VLA-4(インテグリンα4β1)は細胞表面リガンドである血管細胞接着分子-1(VCAM-1)に結合し細胞間接着に関与する。VLA-4は心臓の発達に重要な役割を果たしており、一部のVLA-4阻害薬が動物実験で心臓の異常を引き起こすことが知られている。この研究ではVLA-4阻害作用を有する誘導体の催奇形性をスクリーニング評価し、心臓に対する催奇形性を回避するために必要な条件を検討した。
VLA-4阻害誘導体17種類を妊娠10、11日または胎児の器官形成期(妊娠6-17日)にラットに1000 mg/kg/日で1日1回経口投与した。妊娠21日に母動物を麻酔して胎児検査を行った。

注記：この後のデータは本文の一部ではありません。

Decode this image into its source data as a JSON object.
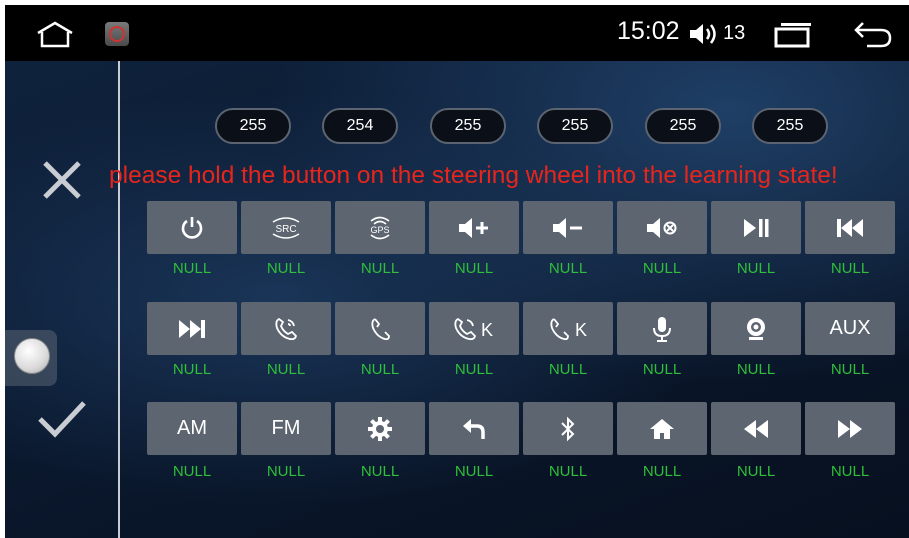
{
  "status_bar": {
    "time": "15:02",
    "volume": "13",
    "icons": [
      "home-icon",
      "app-steering-icon",
      "volume-icon",
      "recent-apps-icon",
      "back-icon"
    ]
  },
  "codes": [
    "255",
    "254",
    "255",
    "255",
    "255",
    "255"
  ],
  "hint": "please hold the button on the steering wheel into the learning state!",
  "left_panel": {
    "icons": [
      "close-icon",
      "toggle-knob",
      "check-icon"
    ]
  },
  "keys": [
    {
      "icon": "power-icon",
      "text": "",
      "label": "NULL"
    },
    {
      "icon": "src-icon",
      "text": "SRC",
      "label": "NULL"
    },
    {
      "icon": "gps-icon",
      "text": "GPS",
      "label": "NULL"
    },
    {
      "icon": "volume-up-icon",
      "text": "",
      "label": "NULL"
    },
    {
      "icon": "volume-down-icon",
      "text": "",
      "label": "NULL"
    },
    {
      "icon": "mute-icon",
      "text": "",
      "label": "NULL"
    },
    {
      "icon": "play-pause-icon",
      "text": "",
      "label": "NULL"
    },
    {
      "icon": "previous-track-icon",
      "text": "",
      "label": "NULL"
    },
    {
      "icon": "next-track-icon",
      "text": "",
      "label": "NULL"
    },
    {
      "icon": "call-answer-icon",
      "text": "",
      "label": "NULL"
    },
    {
      "icon": "call-hangup-icon",
      "text": "",
      "label": "NULL"
    },
    {
      "icon": "call-k-icon",
      "text": "K",
      "label": "NULL"
    },
    {
      "icon": "hangup-k-icon",
      "text": "K",
      "label": "NULL"
    },
    {
      "icon": "microphone-icon",
      "text": "",
      "label": "NULL"
    },
    {
      "icon": "camera-icon",
      "text": "",
      "label": "NULL"
    },
    {
      "icon": "",
      "text": "AUX",
      "label": "NULL"
    },
    {
      "icon": "",
      "text": "AM",
      "label": "NULL"
    },
    {
      "icon": "",
      "text": "FM",
      "label": "NULL"
    },
    {
      "icon": "settings-gear-icon",
      "text": "",
      "label": "NULL"
    },
    {
      "icon": "return-icon",
      "text": "",
      "label": "NULL"
    },
    {
      "icon": "bluetooth-icon",
      "text": "",
      "label": "NULL"
    },
    {
      "icon": "home-icon",
      "text": "",
      "label": "NULL"
    },
    {
      "icon": "rewind-icon",
      "text": "",
      "label": "NULL"
    },
    {
      "icon": "fast-forward-icon",
      "text": "",
      "label": "NULL"
    }
  ]
}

非活性化状態である低親和性のVLA-4阻害作用の評価および血漿と胚中の薬物濃度を測定し、それらと心臓異常の発生率との関係を調べた。
心室中隔欠損(VSD)および左心房小型化(SLA)の出現率の増加が17種類中8化合物でみられた。VSDおよびSLAの発生率はさまざまで、0-100%の範囲であった。低親和性VLA-4の拮抗作用の程度とVSDおよびSLAの発生率との間に関係は認められなかった。母体の血漿中薬物濃度(Cmax)は、VSDおよびSLAの発生率の増加と関連性が認められたが、投与後24時間の胚における化合物の濃度がほぼみられない場合はこれらの発生率は増加しなかった。
胚における長時間の継続的な薬理活性は、心臓の内部細胞の接着を妨害する可能性があり、薬効の持続時間を24時間以内にすることにより、心臓の異常形成を回避できる可能性があると考えられた。